Selon le Pentagone, l’avion était en phase d’essais statique et d’essais roulage quand il a été identifié par la CIA. La période d’essais s’est déroulé entre ce premier vol et l’accident qui détruisit quasiment intégralement le second prototype en octobre 1991. Cet accident tombait au plus mal, l’Union Soviétique connaissait alors ses dernières heures …
L’AVMF, maître d’œuvre du programme, décida de stopper net les essais et le premier prototype rejoignit directement la zone de tests de la base de Zhukhovsky pour y être stocké. Cette retraite précoce dura plusieurs mois, jusqu’en septembre 1992 où le constructeur Yakovlev décida de présenter en vol son appareil au salon aéronautique de Farnborough en Grande-Bretagne. Devant un parterre de spécialistes et de passionnés de l’aéronautique l’appareil fit des merveilles, surtout en comparaison avec les AV-8B de l’US Marines Corps.

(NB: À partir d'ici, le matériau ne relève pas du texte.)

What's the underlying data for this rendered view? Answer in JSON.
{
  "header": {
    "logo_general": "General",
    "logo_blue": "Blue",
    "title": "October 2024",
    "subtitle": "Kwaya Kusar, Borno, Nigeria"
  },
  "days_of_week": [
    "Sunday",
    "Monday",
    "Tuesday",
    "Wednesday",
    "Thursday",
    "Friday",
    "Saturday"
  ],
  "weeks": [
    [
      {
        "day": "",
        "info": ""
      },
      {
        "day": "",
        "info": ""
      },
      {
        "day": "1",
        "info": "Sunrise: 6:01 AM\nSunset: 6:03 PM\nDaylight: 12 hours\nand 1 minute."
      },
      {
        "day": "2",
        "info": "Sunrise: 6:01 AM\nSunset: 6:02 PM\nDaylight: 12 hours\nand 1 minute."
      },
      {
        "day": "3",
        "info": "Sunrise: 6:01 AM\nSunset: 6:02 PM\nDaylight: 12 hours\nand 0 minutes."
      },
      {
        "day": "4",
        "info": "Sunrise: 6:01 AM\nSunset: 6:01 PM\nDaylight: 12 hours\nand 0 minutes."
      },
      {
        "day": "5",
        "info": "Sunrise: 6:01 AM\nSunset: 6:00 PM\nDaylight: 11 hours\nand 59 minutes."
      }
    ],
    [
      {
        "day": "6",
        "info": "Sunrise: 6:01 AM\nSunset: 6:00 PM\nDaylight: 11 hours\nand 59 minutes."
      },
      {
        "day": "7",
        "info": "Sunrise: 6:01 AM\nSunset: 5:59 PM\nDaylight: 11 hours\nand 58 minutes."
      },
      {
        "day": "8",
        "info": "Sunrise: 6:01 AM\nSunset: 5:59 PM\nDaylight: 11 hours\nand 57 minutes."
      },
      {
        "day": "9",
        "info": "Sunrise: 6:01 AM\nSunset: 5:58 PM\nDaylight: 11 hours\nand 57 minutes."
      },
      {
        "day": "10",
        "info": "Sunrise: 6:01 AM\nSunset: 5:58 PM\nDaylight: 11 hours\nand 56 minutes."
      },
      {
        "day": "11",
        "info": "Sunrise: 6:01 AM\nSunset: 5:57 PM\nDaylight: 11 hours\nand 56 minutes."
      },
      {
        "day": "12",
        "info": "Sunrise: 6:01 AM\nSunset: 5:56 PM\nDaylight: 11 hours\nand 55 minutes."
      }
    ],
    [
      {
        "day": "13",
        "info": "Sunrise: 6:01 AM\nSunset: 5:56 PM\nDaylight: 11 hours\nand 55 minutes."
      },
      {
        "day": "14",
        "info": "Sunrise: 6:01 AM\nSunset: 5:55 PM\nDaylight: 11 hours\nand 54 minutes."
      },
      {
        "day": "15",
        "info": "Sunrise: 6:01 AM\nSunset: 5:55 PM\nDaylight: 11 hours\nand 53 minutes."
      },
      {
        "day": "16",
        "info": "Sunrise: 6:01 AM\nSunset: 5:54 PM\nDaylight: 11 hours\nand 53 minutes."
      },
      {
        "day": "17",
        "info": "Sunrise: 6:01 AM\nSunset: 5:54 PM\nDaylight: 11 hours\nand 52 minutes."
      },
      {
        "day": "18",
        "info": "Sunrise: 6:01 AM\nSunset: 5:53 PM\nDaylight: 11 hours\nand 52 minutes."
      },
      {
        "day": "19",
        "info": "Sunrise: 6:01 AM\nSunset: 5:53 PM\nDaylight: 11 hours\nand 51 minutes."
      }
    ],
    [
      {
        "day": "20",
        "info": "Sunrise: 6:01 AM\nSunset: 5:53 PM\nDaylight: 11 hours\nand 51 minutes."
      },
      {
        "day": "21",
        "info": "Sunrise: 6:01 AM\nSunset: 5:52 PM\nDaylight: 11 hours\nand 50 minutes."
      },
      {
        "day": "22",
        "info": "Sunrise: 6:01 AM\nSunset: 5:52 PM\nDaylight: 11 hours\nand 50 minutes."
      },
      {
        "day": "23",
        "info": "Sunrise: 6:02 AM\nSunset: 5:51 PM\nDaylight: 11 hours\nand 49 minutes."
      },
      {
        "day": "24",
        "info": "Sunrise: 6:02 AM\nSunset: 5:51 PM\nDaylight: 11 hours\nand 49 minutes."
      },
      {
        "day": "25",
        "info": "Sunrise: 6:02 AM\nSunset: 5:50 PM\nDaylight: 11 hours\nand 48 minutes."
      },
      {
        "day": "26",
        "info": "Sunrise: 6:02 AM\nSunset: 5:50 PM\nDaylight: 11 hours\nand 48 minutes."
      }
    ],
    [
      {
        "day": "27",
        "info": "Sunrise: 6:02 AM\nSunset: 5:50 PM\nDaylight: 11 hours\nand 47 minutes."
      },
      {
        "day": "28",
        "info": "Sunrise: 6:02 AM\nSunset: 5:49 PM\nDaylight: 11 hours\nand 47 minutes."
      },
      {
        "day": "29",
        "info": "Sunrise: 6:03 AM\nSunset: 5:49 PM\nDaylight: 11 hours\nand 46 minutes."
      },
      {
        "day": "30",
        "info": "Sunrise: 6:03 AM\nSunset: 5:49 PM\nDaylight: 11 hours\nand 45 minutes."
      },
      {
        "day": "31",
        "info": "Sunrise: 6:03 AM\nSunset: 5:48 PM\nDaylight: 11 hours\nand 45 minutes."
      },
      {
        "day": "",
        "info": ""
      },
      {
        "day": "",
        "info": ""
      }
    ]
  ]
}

Mais cette démonstration n’eut qu’un effet temporaire sur la vie de la machine. En effet Yakovlev signa un accord en février 1993 avec l’avionneur sud-africain Atlas, constructeur du chasseur-bombardier Cheetah, afin de proposer l’avion à la South African Air Force mais aussi à divers pays « non-alignés » ne pouvant acquérir de matériels américains. Mais tout comme la Perestroïka avait stoppé ses essais, la fin de l’Apartheid mit un coup d’arrêt au mariage russo-africain. L’Afrique du Sud n’était plus sous embargo militaire.

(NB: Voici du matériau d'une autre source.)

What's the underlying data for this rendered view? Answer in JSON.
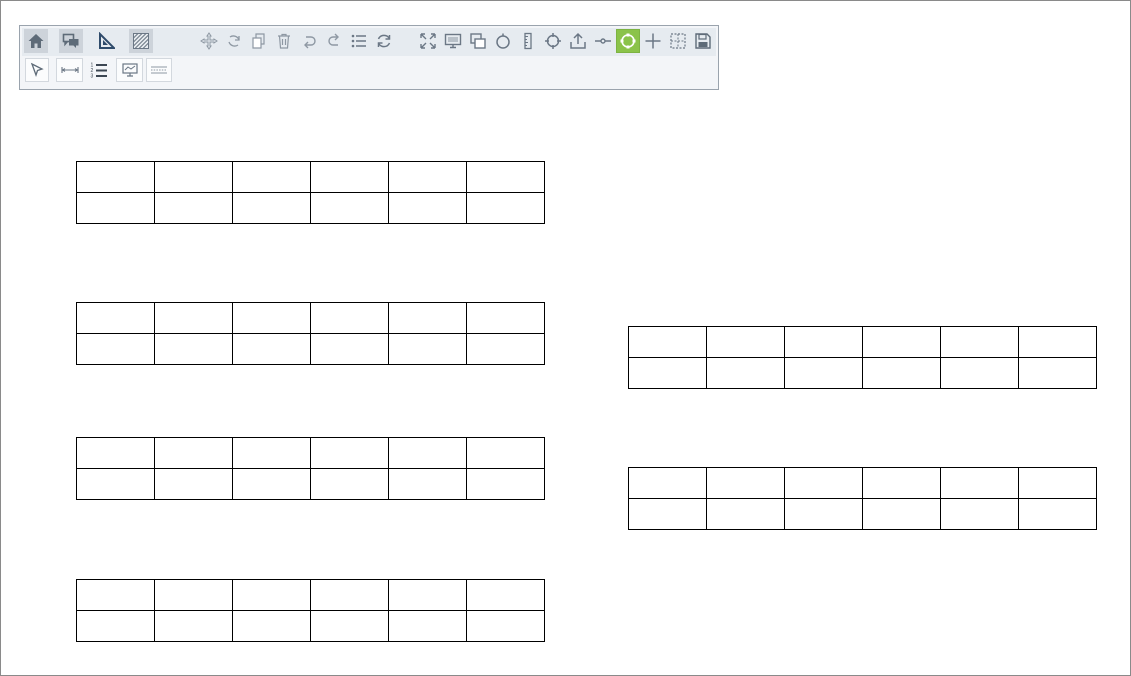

Les espoirs de Yakovlev s’évanouirent définitivement au milieu des années 90 quand les avionneurs Mikoyan-Gurevitch et Sukhoi présentèrent respectivement leurs MiG-29 et Su-27 en versions navalisées. En effet la Russie cherchait à acquérir une force aéronavale classique comme les Etats-Unis et la France en possèdent. C’était le début de la fin pour les ADAV en ex-URSS.

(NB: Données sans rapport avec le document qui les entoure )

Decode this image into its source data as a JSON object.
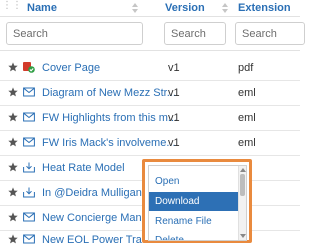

Le programme du Yak-141 a totalement été stoppé en janvier 1996, soit 21 ans après son lancement. Cet avion qui fit si peur aux états-majors occidentaux n’était qu’un feu de paille de plus dans l’histoire de la Guerre Froide. Mais un feu de paille qui avait battu douze records internationaux de vol sur ADAV, dont dix qui étaient auparavant détenus par le British Aerospace / Mc Donnell Douglas AV-8B Harrier II. Le prototype du Freestyle est désormais visible au musée des essais en vol russe à Zhukhovsky.